India to ban release of potent greenhouse gas

The Kigali talks will also discuss the years by which the developing and developed countries will cap HFC emissions.

Updated - December 04, 2021 10:50 pm IST

Published - October 14, 2016 02:40 am IST - NEW DELHI:

UNEP executive director Erik Solheim at Kigali in Rwanda on Thursday.

UNEP executive director Erik Solheim at Kigali in Rwanda on Thursday.

Environment Minister Anil Dave has said India will no longer permit the release of HFC-23, a family of potent greenhouse gases, released when local companies produce the refrigerant HCFC-22.

Mr. Dave is at Kigali, Rwanda, in the midst of thrashing out a deal with the developed countries to amend the Montreal Protocol, a 1987 agreement whereby countries have agreed to limit the emission of gases that destroy the ozone layer.

The latest amendment is to discuss the phasing out of hydrofluorocarbons (HFCs, of which HFC-23 is one), only beginning to be used in India and still used in the developed countries and once a replacement for the ozone-destroying gases. Over the years, HFCs were found to be exacerbating global warming.

The Kigali talks will also discuss the years by which the developing and the developed countries will cap HFC emissions and switch to a new suite of gases that cause less global warming and become the mainstay of home and car air-conditioners and industrial cooling solutions.

No compensation Moreover, Indian companies will not be compensated for the costs involved in ensuring that these gases are not released. India’s Environment Ministry has said this was a “… major break away from the concept of financial assistance for every action on environment, in which India has taken the lead ….,” though strictly speaking the handful of Indian companies responsible for HFC-23 emissions (that are released in the production of HCFC-22) benefited substantially in previous years from carbon credits.

Independent analysts told The Hindu that India’s move was “well-timed” in that it set a conducive environment for all countries to arrive at an equitable deal on Friday or Saturday, when the Kigali deliberations are expected to conclude. India’s announcement was low-hanging fruit that would not be a burden to Indian industries.

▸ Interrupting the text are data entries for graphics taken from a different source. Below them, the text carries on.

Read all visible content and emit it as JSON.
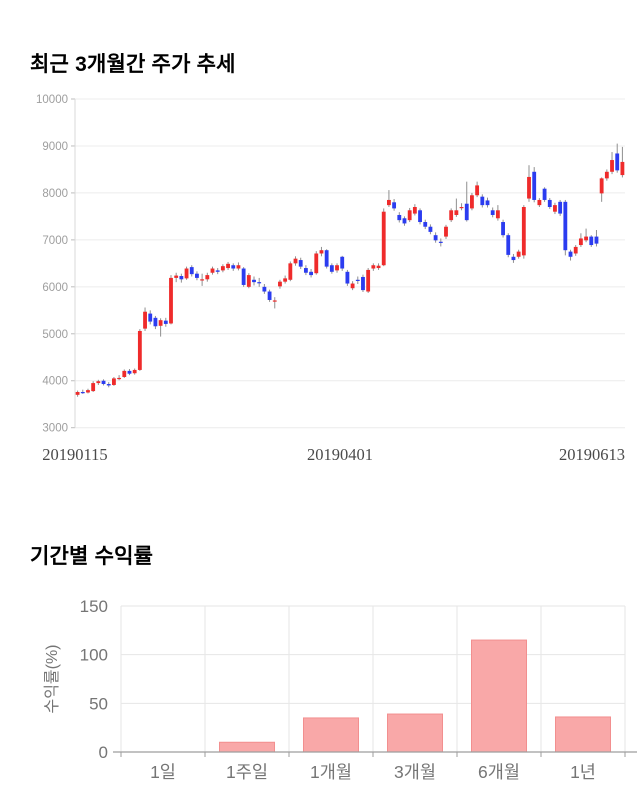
{
  "price_section": {
    "title": "최근 3개월간 주가 추세"
  },
  "returns_section": {
    "title": "기간별 수익률"
  },
  "chart_data": [
    {
      "type": "candlestick",
      "title": "최근 3개월간 주가 추세",
      "ylim": [
        3000,
        10000
      ],
      "y_ticks": [
        3000,
        4000,
        5000,
        6000,
        7000,
        8000,
        9000,
        10000
      ],
      "x_tick_labels": [
        "20190115",
        "20190401",
        "20190613"
      ],
      "grid": true,
      "up_color": "#ef2b2b",
      "down_color": "#2b3cf0",
      "wick_color": "#8f8f8f",
      "grid_color": "#ececec",
      "axis_color": "#d9d9d9",
      "y_label_color": "#9e9e9e",
      "x_label_color": "#4a4a4a",
      "ohlc_format": [
        "open",
        "high",
        "low",
        "close"
      ],
      "ohlc": [
        [
          3700,
          3790,
          3660,
          3760
        ],
        [
          3760,
          3810,
          3720,
          3750
        ],
        [
          3750,
          3830,
          3730,
          3800
        ],
        [
          3780,
          3990,
          3760,
          3950
        ],
        [
          3950,
          4020,
          3910,
          3990
        ],
        [
          4000,
          4030,
          3900,
          3930
        ],
        [
          3930,
          3970,
          3860,
          3900
        ],
        [
          3910,
          4080,
          3890,
          4050
        ],
        [
          4050,
          4120,
          4010,
          4060
        ],
        [
          4080,
          4240,
          4060,
          4210
        ],
        [
          4210,
          4250,
          4120,
          4150
        ],
        [
          4160,
          4260,
          4130,
          4230
        ],
        [
          4230,
          5100,
          4210,
          5060
        ],
        [
          5110,
          5560,
          5060,
          5470
        ],
        [
          5430,
          5500,
          5200,
          5260
        ],
        [
          5340,
          5380,
          5100,
          5160
        ],
        [
          5170,
          5330,
          4940,
          5290
        ],
        [
          5280,
          5340,
          5150,
          5210
        ],
        [
          5220,
          6250,
          5200,
          6190
        ],
        [
          6190,
          6300,
          6100,
          6240
        ],
        [
          6230,
          6280,
          6090,
          6160
        ],
        [
          6180,
          6430,
          6150,
          6390
        ],
        [
          6420,
          6460,
          6220,
          6270
        ],
        [
          6280,
          6330,
          6140,
          6190
        ],
        [
          6150,
          6280,
          6020,
          6160
        ],
        [
          6160,
          6300,
          6110,
          6250
        ],
        [
          6300,
          6430,
          6260,
          6390
        ],
        [
          6350,
          6400,
          6270,
          6320
        ],
        [
          6350,
          6480,
          6310,
          6440
        ],
        [
          6400,
          6530,
          6360,
          6490
        ],
        [
          6460,
          6500,
          6340,
          6390
        ],
        [
          6390,
          6520,
          6350,
          6460
        ],
        [
          6390,
          6420,
          6000,
          6040
        ],
        [
          6000,
          6290,
          5970,
          6250
        ],
        [
          6150,
          6220,
          6030,
          6100
        ],
        [
          6100,
          6190,
          6000,
          6090
        ],
        [
          6000,
          6060,
          5850,
          5900
        ],
        [
          5900,
          5940,
          5680,
          5720
        ],
        [
          5700,
          5780,
          5540,
          5710
        ],
        [
          6010,
          6150,
          5960,
          6110
        ],
        [
          6110,
          6240,
          6070,
          6180
        ],
        [
          6150,
          6540,
          6120,
          6500
        ],
        [
          6500,
          6650,
          6450,
          6600
        ],
        [
          6570,
          6620,
          6380,
          6430
        ],
        [
          6400,
          6460,
          6250,
          6300
        ],
        [
          6320,
          6380,
          6200,
          6250
        ],
        [
          6290,
          6760,
          6260,
          6710
        ],
        [
          6710,
          6850,
          6650,
          6780
        ],
        [
          6780,
          6800,
          6390,
          6430
        ],
        [
          6460,
          6500,
          6280,
          6320
        ],
        [
          6350,
          6500,
          6300,
          6460
        ],
        [
          6640,
          6660,
          6340,
          6390
        ],
        [
          6320,
          6360,
          6020,
          6070
        ],
        [
          5970,
          6120,
          5930,
          6070
        ],
        [
          6150,
          6220,
          6060,
          6140
        ],
        [
          6210,
          6260,
          5890,
          5930
        ],
        [
          5900,
          6400,
          5870,
          6360
        ],
        [
          6390,
          6500,
          6340,
          6460
        ],
        [
          6400,
          6500,
          6360,
          6450
        ],
        [
          6460,
          7670,
          6440,
          7600
        ],
        [
          7740,
          8060,
          7700,
          7850
        ],
        [
          7800,
          7870,
          7620,
          7670
        ],
        [
          7530,
          7590,
          7370,
          7420
        ],
        [
          7460,
          7500,
          7300,
          7350
        ],
        [
          7420,
          7680,
          7380,
          7630
        ],
        [
          7560,
          7760,
          7520,
          7700
        ],
        [
          7630,
          7670,
          7330,
          7380
        ],
        [
          7380,
          7430,
          7230,
          7280
        ],
        [
          7280,
          7330,
          7120,
          7170
        ],
        [
          7100,
          7160,
          6940,
          6990
        ],
        [
          6960,
          7030,
          6860,
          6950
        ],
        [
          7070,
          7320,
          7020,
          7280
        ],
        [
          7420,
          7670,
          7380,
          7630
        ],
        [
          7530,
          7880,
          7490,
          7630
        ],
        [
          7700,
          7780,
          7630,
          7700
        ],
        [
          7770,
          8240,
          7390,
          7420
        ],
        [
          7670,
          8000,
          7630,
          7950
        ],
        [
          7950,
          8240,
          7910,
          8160
        ],
        [
          7920,
          7970,
          7690,
          7740
        ],
        [
          7840,
          7900,
          7690,
          7740
        ],
        [
          7630,
          7690,
          7480,
          7530
        ],
        [
          7460,
          7740,
          7410,
          7630
        ],
        [
          7380,
          7430,
          7050,
          7100
        ],
        [
          7100,
          7140,
          6630,
          6680
        ],
        [
          6640,
          6700,
          6510,
          6570
        ],
        [
          6640,
          6790,
          6600,
          6750
        ],
        [
          6670,
          7740,
          6600,
          7700
        ],
        [
          7880,
          8590,
          7810,
          8340
        ],
        [
          8450,
          8550,
          7800,
          7850
        ],
        [
          7740,
          7890,
          7700,
          7850
        ],
        [
          8090,
          8120,
          7810,
          7850
        ],
        [
          7850,
          7890,
          7660,
          7700
        ],
        [
          7600,
          7790,
          7550,
          7740
        ],
        [
          7810,
          7850,
          7510,
          7560
        ],
        [
          7810,
          7850,
          6670,
          6780
        ],
        [
          6750,
          6790,
          6560,
          6640
        ],
        [
          6710,
          6890,
          6660,
          6850
        ],
        [
          6890,
          7140,
          6850,
          7030
        ],
        [
          6990,
          7240,
          6950,
          7070
        ],
        [
          7070,
          7100,
          6850,
          6890
        ],
        [
          7070,
          7210,
          6860,
          6920
        ],
        [
          7990,
          8330,
          7810,
          8310
        ],
        [
          8310,
          8500,
          8260,
          8450
        ],
        [
          8450,
          8870,
          8400,
          8700
        ],
        [
          8840,
          9050,
          8430,
          8480
        ],
        [
          8380,
          8980,
          8330,
          8660
        ]
      ]
    },
    {
      "type": "bar",
      "title": "기간별 수익률",
      "categories": [
        "1일",
        "1주일",
        "1개월",
        "3개월",
        "6개월",
        "1년"
      ],
      "values": [
        0,
        10,
        35,
        39,
        115,
        36
      ],
      "ylabel": "수익률(%)",
      "xlabel": "",
      "ylim": [
        0,
        150
      ],
      "y_ticks": [
        0,
        50,
        100,
        150
      ],
      "grid": true,
      "legend": false,
      "bar_fill": "#f9a8a8",
      "bar_stroke": "#f28f8f",
      "grid_color": "#e6e6e6",
      "axis_color": "#9e9e9e",
      "label_color": "#757575"
    }
  ]
}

“Today’s announcement hasn’t in anyway compromised India’s negotiating position,” said Arunabha Ghosh, CEO, Council on Energy, Environment and Water, a research organisation that works on issues around the phase-out of refrigerants. “We still would like to know how to deal with the cost of switching over from HFCs and the baseline and freeze years.” These refer to a range of years 2024-2026 by which India would peak production of HFC gases. Production and consumption of HFCs in India are only around 2.32 and 1.89 per cent of world production and consumption. But HFCs are expected to grow exponentially in India, as the housing and the transport sectors expand. Rich countries, which are already using these gases, have been pushing for a while for a transition out of HFCs for themselves and move to cleaner options by developing countries.